Smith recalled that on Sept. 6, 1608, the last day before their return to Jamestown, they entered the mouth of a small river, flowing from the south.

“Coasting the shore towards Nandsamund, which is mostly oyster banks … we espied six or seaven salvages (savages) making their wires (fish traps), who presently fled: ashore we went, and where they wrought, we threw divers toyes, and so departed. Farre we were not gone ere they came againe, and began to sing and daunce and recall us; and thus we began our first acquaintance.”

Smith continued to relate how one of the natives managed to convey to him an invitation to come up the river to his home. Surprisingly, the native rode in the boat with them while the others followed along on the shore.

“Seaven or eight myles we sayled up this narrow river; at last on the Western shore we saw large Cornefields, in the midst a little Isle, and in it was abundance of Corne…” Presumably, this “little isle” was what we know as Dumpling Island.

Smith and his crew followed the “salvage” into his house, where they met his wife and children. The Englishmen presented the family “such things as they seeme much contented them” and then left to continue their journey up the river.

Their visit on the island had attracted the attention of many onlookers on the shore, and some “desired us to goe but a little higher to see their houses: here our host left us, the rest rowed by us in a Canow, till we were so far past the Isle the river became very narrow.”
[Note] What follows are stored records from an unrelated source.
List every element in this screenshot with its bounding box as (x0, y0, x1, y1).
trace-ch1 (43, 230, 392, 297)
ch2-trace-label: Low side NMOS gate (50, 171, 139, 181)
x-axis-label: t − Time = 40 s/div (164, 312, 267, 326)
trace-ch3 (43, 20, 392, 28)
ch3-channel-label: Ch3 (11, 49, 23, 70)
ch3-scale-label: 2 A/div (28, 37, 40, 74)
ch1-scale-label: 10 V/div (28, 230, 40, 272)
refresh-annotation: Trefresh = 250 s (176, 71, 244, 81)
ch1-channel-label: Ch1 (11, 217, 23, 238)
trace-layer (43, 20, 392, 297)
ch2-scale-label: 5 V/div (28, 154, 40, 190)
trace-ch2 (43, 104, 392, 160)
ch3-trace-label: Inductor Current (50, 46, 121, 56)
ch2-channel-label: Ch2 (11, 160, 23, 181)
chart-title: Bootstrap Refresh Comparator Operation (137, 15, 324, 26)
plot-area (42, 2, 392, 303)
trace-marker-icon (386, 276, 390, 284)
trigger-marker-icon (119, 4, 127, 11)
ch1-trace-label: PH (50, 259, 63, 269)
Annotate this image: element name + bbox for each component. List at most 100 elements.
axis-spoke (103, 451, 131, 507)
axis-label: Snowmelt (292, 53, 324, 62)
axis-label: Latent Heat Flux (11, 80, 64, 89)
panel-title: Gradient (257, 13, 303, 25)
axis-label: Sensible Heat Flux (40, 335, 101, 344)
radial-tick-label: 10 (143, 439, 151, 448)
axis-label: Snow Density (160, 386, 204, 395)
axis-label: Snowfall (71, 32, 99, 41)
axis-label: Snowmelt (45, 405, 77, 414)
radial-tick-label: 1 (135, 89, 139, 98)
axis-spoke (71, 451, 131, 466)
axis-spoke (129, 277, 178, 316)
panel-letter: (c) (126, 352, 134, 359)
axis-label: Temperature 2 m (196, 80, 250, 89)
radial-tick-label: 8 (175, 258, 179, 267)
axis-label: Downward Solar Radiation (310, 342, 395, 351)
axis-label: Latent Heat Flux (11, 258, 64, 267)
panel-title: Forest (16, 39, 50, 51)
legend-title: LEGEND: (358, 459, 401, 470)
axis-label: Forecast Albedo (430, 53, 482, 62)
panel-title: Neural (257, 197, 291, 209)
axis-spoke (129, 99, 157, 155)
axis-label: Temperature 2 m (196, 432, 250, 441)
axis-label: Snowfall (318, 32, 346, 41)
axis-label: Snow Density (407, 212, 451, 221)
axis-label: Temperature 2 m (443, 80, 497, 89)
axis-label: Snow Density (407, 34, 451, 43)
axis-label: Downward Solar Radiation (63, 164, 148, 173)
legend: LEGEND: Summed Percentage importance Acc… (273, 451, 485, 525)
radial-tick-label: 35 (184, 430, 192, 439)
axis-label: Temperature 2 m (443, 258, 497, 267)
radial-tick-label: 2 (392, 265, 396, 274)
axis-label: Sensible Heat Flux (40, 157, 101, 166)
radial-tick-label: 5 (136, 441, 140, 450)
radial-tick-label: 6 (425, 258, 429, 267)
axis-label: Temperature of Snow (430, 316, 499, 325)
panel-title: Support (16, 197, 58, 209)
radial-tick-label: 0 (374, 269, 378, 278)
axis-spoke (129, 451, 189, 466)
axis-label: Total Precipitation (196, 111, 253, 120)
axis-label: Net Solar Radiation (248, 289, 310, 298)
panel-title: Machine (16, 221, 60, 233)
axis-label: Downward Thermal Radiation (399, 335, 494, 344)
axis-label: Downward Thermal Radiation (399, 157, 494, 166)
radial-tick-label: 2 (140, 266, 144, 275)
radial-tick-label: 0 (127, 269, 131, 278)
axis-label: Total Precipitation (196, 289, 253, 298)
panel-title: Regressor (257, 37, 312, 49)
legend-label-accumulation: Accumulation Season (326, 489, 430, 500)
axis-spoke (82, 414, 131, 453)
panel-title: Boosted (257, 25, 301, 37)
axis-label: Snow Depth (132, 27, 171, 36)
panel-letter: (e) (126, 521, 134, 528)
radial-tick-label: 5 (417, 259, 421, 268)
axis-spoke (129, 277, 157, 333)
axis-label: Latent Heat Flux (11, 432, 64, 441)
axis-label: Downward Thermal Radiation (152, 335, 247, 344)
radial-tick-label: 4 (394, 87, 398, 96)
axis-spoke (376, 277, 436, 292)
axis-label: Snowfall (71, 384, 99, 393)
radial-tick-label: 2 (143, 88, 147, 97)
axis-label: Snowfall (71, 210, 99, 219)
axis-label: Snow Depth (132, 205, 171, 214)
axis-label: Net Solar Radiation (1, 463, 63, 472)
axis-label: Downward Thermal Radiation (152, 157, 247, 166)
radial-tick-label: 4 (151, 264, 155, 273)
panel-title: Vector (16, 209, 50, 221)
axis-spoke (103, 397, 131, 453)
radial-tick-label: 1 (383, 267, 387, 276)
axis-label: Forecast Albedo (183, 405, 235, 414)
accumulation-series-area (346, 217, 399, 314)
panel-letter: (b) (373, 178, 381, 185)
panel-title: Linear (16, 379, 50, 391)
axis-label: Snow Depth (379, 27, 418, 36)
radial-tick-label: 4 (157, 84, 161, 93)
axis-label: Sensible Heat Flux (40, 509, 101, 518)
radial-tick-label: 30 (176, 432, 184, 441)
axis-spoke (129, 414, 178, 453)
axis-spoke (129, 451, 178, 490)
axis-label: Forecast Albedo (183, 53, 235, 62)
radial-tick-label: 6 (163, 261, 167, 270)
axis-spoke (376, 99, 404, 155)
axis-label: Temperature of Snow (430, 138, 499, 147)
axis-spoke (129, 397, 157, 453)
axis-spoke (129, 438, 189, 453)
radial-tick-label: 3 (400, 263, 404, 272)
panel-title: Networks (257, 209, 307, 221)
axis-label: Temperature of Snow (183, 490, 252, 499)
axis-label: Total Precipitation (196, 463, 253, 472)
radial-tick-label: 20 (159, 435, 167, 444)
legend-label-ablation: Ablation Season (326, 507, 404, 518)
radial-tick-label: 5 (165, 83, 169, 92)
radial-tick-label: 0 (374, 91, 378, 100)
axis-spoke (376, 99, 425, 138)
Apparently, at this point the natives landed their canoe and climbed out onto the shore.

“Here we desired some of them to come abord us, whereat pausing a little, they told us they would but fetch their bowes and arrowes and goe all with us, but being ashore and thus armed, they perswaded us to go forward, but we could neither perswade them into their Canow nor into our Boat. This gave us cause to provide for the worst.”

“Presently from each side of the river came arrowes so fast as two or three hundred could shoot them, whereat we returned to get [to] the open [water].” The explorers were then followed by several canoes filled with the “salvages.” “They in the Canowes let fly also as fast, but amongst them we bestowed so many shot, the most of them leaped overboard and swam ashore.”

The volley of fire of the Englishmen’s muskets had broken up the attempted ambush, without injury to any of their men. “Anthony Bagnall was shot in his hat, and another in his sleeve,” wrote Captain Smith.

Smith and his men gathered the drifting canoes and began to cut them to pieces with their axes. When the natives on the shore saw what was happening, they made frantic signals of peace. Their dugout canoes required a great deal of time and effort to build, and they were vital to the natives’ survival.

“Peace we told them we would accept it, would they bring us their Kings bowes and arrowes, with a chayne of pearle; and when we came againe give us four hundred baskets of full Corne, otherwise we would breake all their boats, and burne their houses, and corne, and all they had.”

“They cried for us to do no more, all should be as we would: which presently they performed, away went their bowes and arrowes, and tagge and ragge came with their baskets: so much as we could carry we tooke, and so departing good friends, we returned to James Towne, where we safely arrived the 7. of September, 1608.”

So technically, the story is true. Captain John Smith did trade with the Nansemond Indians in 1608. But it was the Indians’ own canoes that he exchanged for the corn the Jamestown settlers desperately needed.